Azione numero 6 – Controllare attentamente il livello di concorrenza nel settore scelto. Vale la pena di ribadirlo: prima di aprire qualunque azienda si deve monitorare sia la concorrenza che il bacino di utenza in cui andremo ad operare. Vale per le piccole come per le grandi imprese: pensate al fatto che lo fanno anche le grandi catene commerciali che dispongono di uno staff preposto al controllo di prezzi ed offerte di aziende similari operanti sullo stesso campo.

Azione numero 7 – Non esagerare nelle spese nella fase di start up. Che vuol dire in concreto? Vuol dire, ad esempio, non sottoscrivere contratti di affitto troppo alti e di lungo periodo.

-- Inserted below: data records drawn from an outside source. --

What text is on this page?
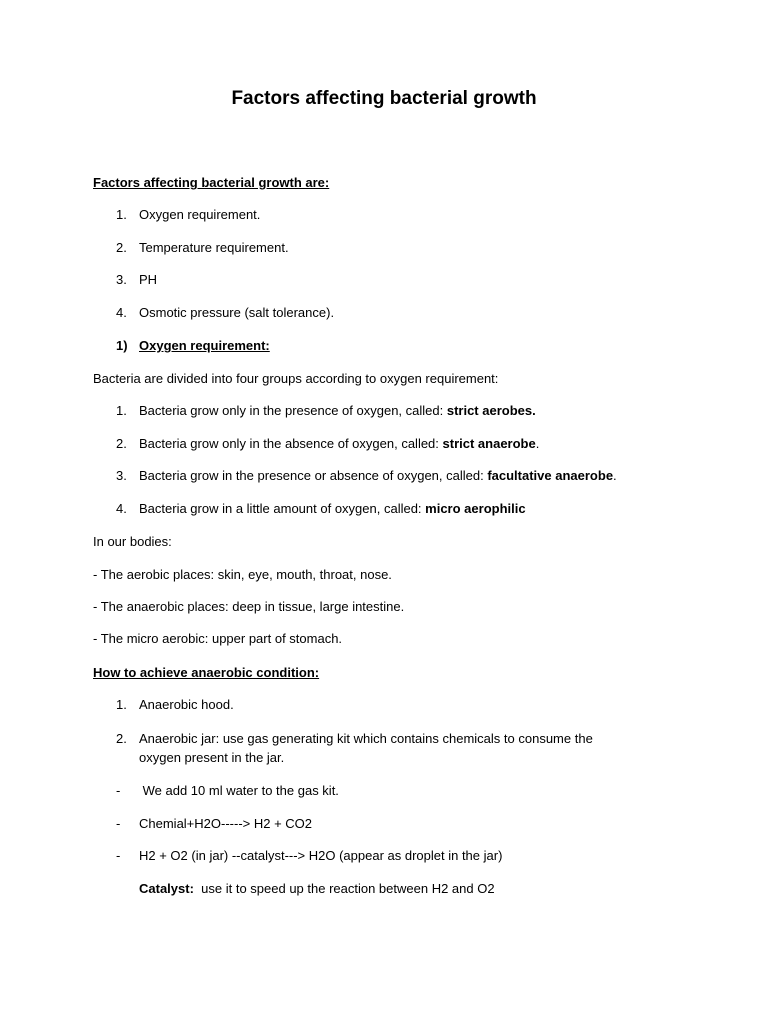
Factors affecting bacterial growth
Factors affecting bacterial growth are:
1. Oxygen requirement.
2. Temperature requirement.
3. PH
4. Osmotic pressure (salt tolerance).
1) Oxygen requirement:
Bacteria are divided into four groups according to oxygen requirement:
1. Bacteria grow only in the presence of oxygen, called: strict aerobes.
2. Bacteria grow only in the absence of oxygen, called: strict anaerobe.
3. Bacteria grow in the presence or absence of oxygen, called: facultative anaerobe.
4. Bacteria grow in a little amount of oxygen, called: micro aerophilic
In our bodies:
- The aerobic places: skin, eye, mouth, throat, nose.
- The anaerobic places: deep in tissue, large intestine.
- The micro aerobic: upper part of stomach.
How to achieve anaerobic condition:
1. Anaerobic hood.
2. Anaerobic jar: use gas generating kit which contains chemicals to consume the
oxygen present in the jar.
- We add 10 ml water to the gas kit.
- Chemial+H2O-----> H2 + CO2
- H2 + O2 (in jar) --catalyst---> H2O (appear as droplet in the jar)
Catalyst:  use it to speed up the reaction between H2 and O2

Oppure non spendere troppo in prima battuta per gli arredi. Senza dimenticare che non bisogna prelevare fondi aziendali senza averlo prima programmato in modo temporalmente corretto, oppure fare ordinazioni di merce troppo grandi. Insomma bisogna avere la prudenza del “buon padre di famiglia”. Banale? Forse, ma sempre efficace…

Azione numero 8 – Verificare preventivamente tutte le opportunità/possibilità. Ancora una volta, è necessario verificare ossessivamente l’idea da realizzare o gli spunti per renderla più innovativa; le metodologie e gli strumenti per elaborare la fattibilità dell’idea stessa; gli strumenti per acquisire una formazione imprenditoriale adeguata; le informazioni su come ottenere contributi a fondo perduto, finanziamenti agevolati e altre agevolazioni; gli eventuali adempimenti burocratici necessari e le autorizzazioni richieste.